A cette époque, dans l’œuvre gigantesque et si variée d’Hokusai, ce sont surtout ses fameuses Trente-six vues du Mont Fuji qui sont présentes à l’esprit du public français. Le graveur Henri Rivière, par exemple, s’en inspire pour ses superbes Trente-six vues de la Tour Eiffel, publiées en 1902, qui connaissent un grand succès – la référence au graveur japonais est évidente pour tous les amateurs d’art de l’époque.

La notoriété de Hokusai n’en est pourtant alors qu’à ses débuts. Parmi les Trente-six vues du Mont Fuji, une image va peu à peu se distinguer : la célèbre Grande vague de Kanagawa.

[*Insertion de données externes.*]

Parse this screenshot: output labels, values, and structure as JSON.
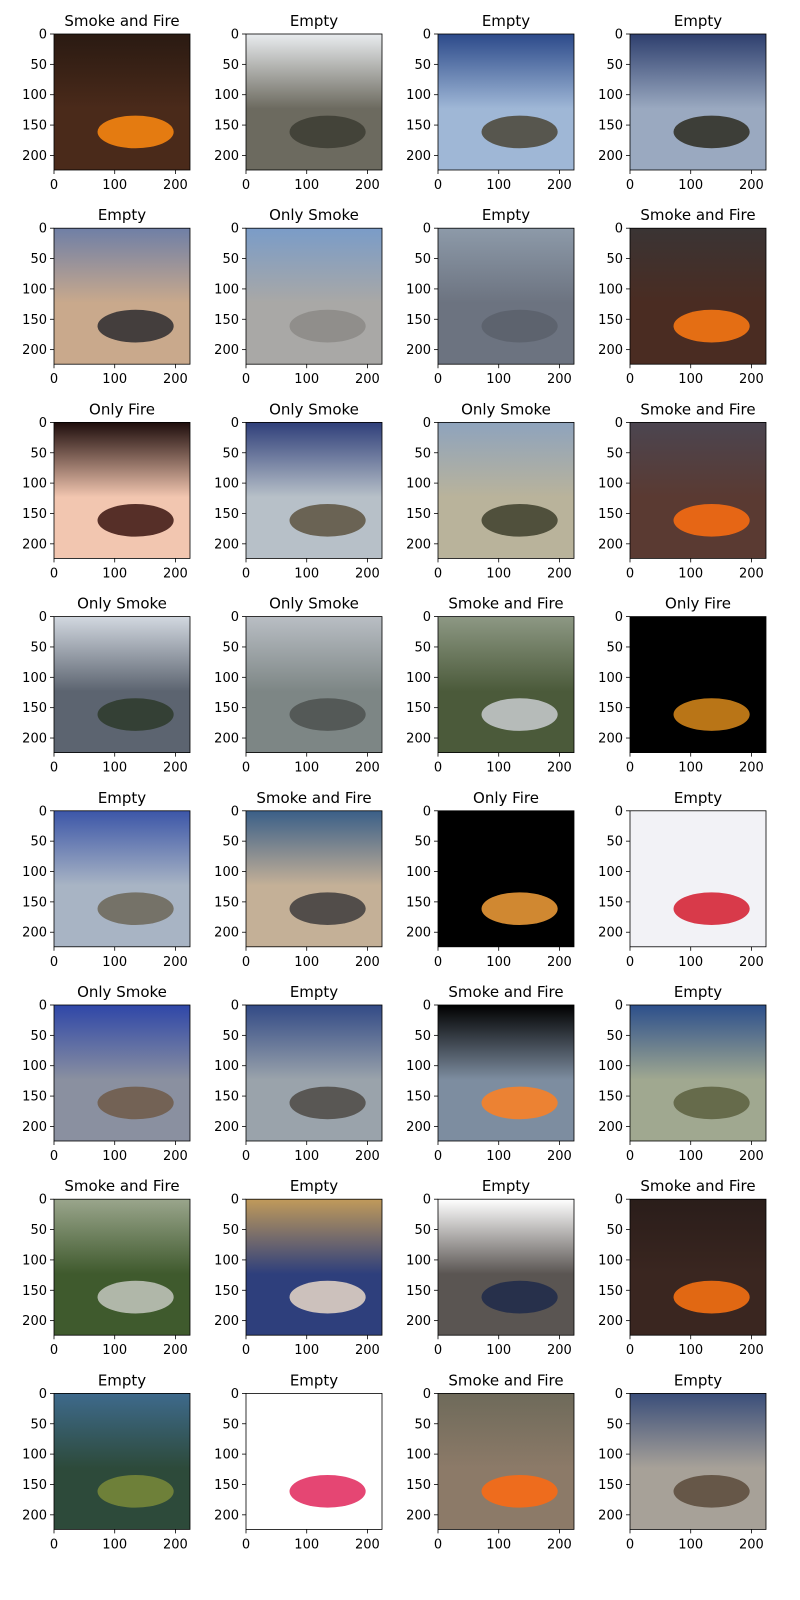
{
  "chart_data": {
    "type": "image-grid",
    "rows": 8,
    "cols": 4,
    "image_size": 224,
    "xticks": [
      0,
      100,
      200
    ],
    "yticks": [
      0,
      50,
      100,
      150,
      200
    ],
    "panels": [
      {
        "title": "Smoke and Fire",
        "scene": "fire-night"
      },
      {
        "title": "Empty",
        "scene": "hill-haze"
      },
      {
        "title": "Empty",
        "scene": "fisheye-sky"
      },
      {
        "title": "Empty",
        "scene": "dark-landscape"
      },
      {
        "title": "Empty",
        "scene": "road-dusk"
      },
      {
        "title": "Only Smoke",
        "scene": "smoke-building"
      },
      {
        "title": "Empty",
        "scene": "wall-gray"
      },
      {
        "title": "Smoke and Fire",
        "scene": "fire-slope"
      },
      {
        "title": "Only Fire",
        "scene": "candle-plate"
      },
      {
        "title": "Only Smoke",
        "scene": "fisheye-hill"
      },
      {
        "title": "Only Smoke",
        "scene": "smoke-field"
      },
      {
        "title": "Smoke and Fire",
        "scene": "fire-slope-2"
      },
      {
        "title": "Only Smoke",
        "scene": "office-smoke"
      },
      {
        "title": "Only Smoke",
        "scene": "city-smoke"
      },
      {
        "title": "Smoke and Fire",
        "scene": "forest-aerial"
      },
      {
        "title": "Only Fire",
        "scene": "fire-black"
      },
      {
        "title": "Empty",
        "scene": "fisheye-plain"
      },
      {
        "title": "Smoke and Fire",
        "scene": "desert-fire"
      },
      {
        "title": "Only Fire",
        "scene": "match-flame"
      },
      {
        "title": "Empty",
        "scene": "red-sweater"
      },
      {
        "title": "Only Smoke",
        "scene": "fisheye-base"
      },
      {
        "title": "Empty",
        "scene": "fisheye-valley"
      },
      {
        "title": "Smoke and Fire",
        "scene": "room-fire"
      },
      {
        "title": "Empty",
        "scene": "fisheye-hills"
      },
      {
        "title": "Smoke and Fire",
        "scene": "forest-aerial-2"
      },
      {
        "title": "Empty",
        "scene": "team-photo"
      },
      {
        "title": "Empty",
        "scene": "tv-news"
      },
      {
        "title": "Smoke and Fire",
        "scene": "fire-night-2"
      },
      {
        "title": "Empty",
        "scene": "campus"
      },
      {
        "title": "Empty",
        "scene": "dragon-fruit"
      },
      {
        "title": "Smoke and Fire",
        "scene": "firefighters"
      },
      {
        "title": "Empty",
        "scene": "fisheye-mountain"
      }
    ]
  },
  "scene_colors": {
    "fire-night": [
      "#2a1a12",
      "#4a2a1a",
      "#ff8a10"
    ],
    "hill-haze": [
      "#e9ecef",
      "#6c6a5f",
      "#3c3c33"
    ],
    "fisheye-sky": [
      "#2c4a8a",
      "#9fb7d6",
      "#4a4536"
    ],
    "dark-landscape": [
      "#2e3f6e",
      "#9aa9c0",
      "#2d2b20"
    ],
    "road-dusk": [
      "#6f7fa6",
      "#c9a98c",
      "#2d2c2f"
    ],
    "smoke-building": [
      "#7a9cc8",
      "#a9a8a6",
      "#8c8a86"
    ],
    "wall-gray": [
      "#8d9aa9",
      "#6c7380",
      "#5a606b"
    ],
    "fire-slope": [
      "#3a3434",
      "#4a2c22",
      "#ff7a12"
    ],
    "candle-plate": [
      "#1e0d0c",
      "#f2c6b0",
      "#3b1410"
    ],
    "fisheye-hill": [
      "#2f3f7a",
      "#b7c0c8",
      "#5d5240"
    ],
    "smoke-field": [
      "#8ea3bd",
      "#b9b39b",
      "#3d3e2b"
    ],
    "fire-slope-2": [
      "#4b4550",
      "#5a3a32",
      "#ff6e10"
    ],
    "office-smoke": [
      "#d2d8e0",
      "#5c6470",
      "#2d3a2a"
    ],
    "city-smoke": [
      "#b9bec4",
      "#7d8685",
      "#4c514f"
    ],
    "forest-aerial": [
      "#8d9884",
      "#4b5a3a",
      "#c9cdd0"
    ],
    "fire-black": [
      "#000000",
      "#000000",
      "#d9891b"
    ],
    "fisheye-plain": [
      "#3c56a8",
      "#a8b4c4",
      "#6c6658"
    ],
    "desert-fire": [
      "#3a5f88",
      "#c4b097",
      "#3e3c3c"
    ],
    "match-flame": [
      "#000000",
      "#000000",
      "#f5a03a"
    ],
    "red-sweater": [
      "#f2f2f6",
      "#f2f2f6",
      "#d41a2c"
    ],
    "fisheye-base": [
      "#2f47a8",
      "#8a90a0",
      "#6e5a48"
    ],
    "fisheye-valley": [
      "#324a86",
      "#9aa3ab",
      "#4e4a44"
    ],
    "room-fire": [
      "#000000",
      "#7d8da0",
      "#ff8020"
    ],
    "fisheye-hills": [
      "#2c4f8c",
      "#a0a890",
      "#5c6040"
    ],
    "forest-aerial-2": [
      "#9aa58c",
      "#3f5a2d",
      "#c4c8c0"
    ],
    "team-photo": [
      "#c09a5a",
      "#2e3f7c",
      "#e8d8c8"
    ],
    "tv-news": [
      "#ffffff",
      "#5a5552",
      "#1e2a4a"
    ],
    "fire-night-2": [
      "#2a1d1a",
      "#3a2620",
      "#ff7412"
    ],
    "campus": [
      "#3e6a8c",
      "#2d4a3a",
      "#7a8a3a"
    ],
    "dragon-fruit": [
      "#ffffff",
      "#ffffff",
      "#e0265a"
    ],
    "firefighters": [
      "#6e6a5a",
      "#8c7a68",
      "#ff6a10"
    ],
    "fisheye-mountain": [
      "#3a4e7a",
      "#a7a198",
      "#5a4a3a"
    ]
  }
}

Le Figaro, en janvier 1913, l’évoque au détour d’un article :

« Mais, dans son œuvre, rien n'égale ces variations incomparables sur le Fuji, ce délicat volcan qui surplombe tout le Japon, et qui, glacé de teintes suaves, a presque la succulence d'un gros gâteau.

L'artiste a tourné autour de lui comme un démon des airs. Il l'a vu quand il trône au-dessus des grasses collines vertes, quand il domine majestueusement les scènes et les travaux domestiques, ou qu'il renverse dans l'eau un reflet qui n'est pas plus limpide que lui, quand il préside, serein, à tout le paysage, ou qu'il s'en isole en s'entourant d'orage et qu'il rompt l'éclair sur son flanc, et quand, enfin, aperçu de la pleine mer, au crépuscule, il n’est plus que le dernier signal de la terre, un petit cône toujours tranquille et pur, apparu entre les vagues intumescentes. »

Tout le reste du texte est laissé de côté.